Leading political commentator, Janan Ganesh makes the case for a Labour party split
Janan Ganesh, leading political commentator, believes that a Labour party split could win over dispossessed Remainers despite its risks. Citing the Limehouse declaration of 1981 – where a split in the Labour party ultimately served to fragment the anti-Thatcher vote – Janan suggests that the party’s “current commitment to togetherness would make sense” if it weren’t for the fact that there remains no solution in sight “to the Corbyn problem”.
If Labour do fail to replace Corbyn with a “plausible prime minister” Janan writes, then “political logic and the national interest both argue for a breakaway”. One way that this might unfold is that the 170 or so MPs who rejected Mr Corybn last week in a vote of no confidence would “resign the Labour whip and sit as a new party of the pro-European centre left under leadership of their choosing”. By definition, they would now constitute the new official opposition as the largest non-governmental group in the House of Commons.

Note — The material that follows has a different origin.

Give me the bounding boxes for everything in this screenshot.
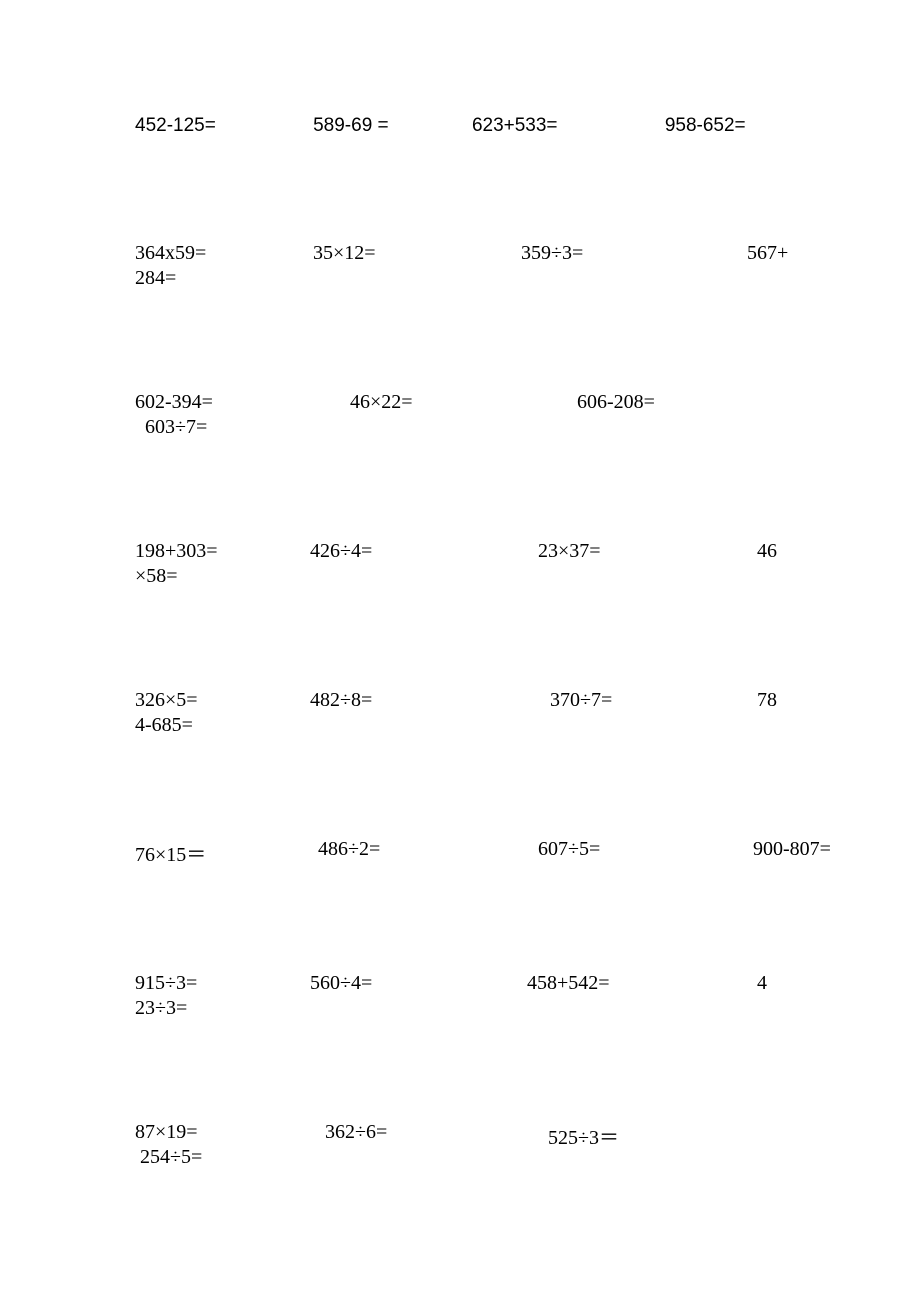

If this new party were able to persuade just one out of every hundred of the 16 million voters who voted to remain in the EU to pay a nominal subscription, it would outnumber the Tories. Janan believes this could lead to moderate Labour activists and staff defecting, followed by donations from British businesses “who would have an incentive to sustain the project in its precarious infancy”. While the hard left would keep the Labour name and the infrastructure, the new party would rely on something more important – credible policies which appealed to the centre left.
The fallout of Limehouse is preventing Labour moderates from such a move. However, Janan argues that if they are to be suppressed by history, then “they should get their history right”. In the end the SDP won – the past four prime ministers have all “attempted to blend a free economy, a substantial state, cultural looseness and EU membership”. The SDP leaders, sensed where the country was going, just too early. June’s referendum has broken this consensus, but 48% of voters are still crying out to be spoken for.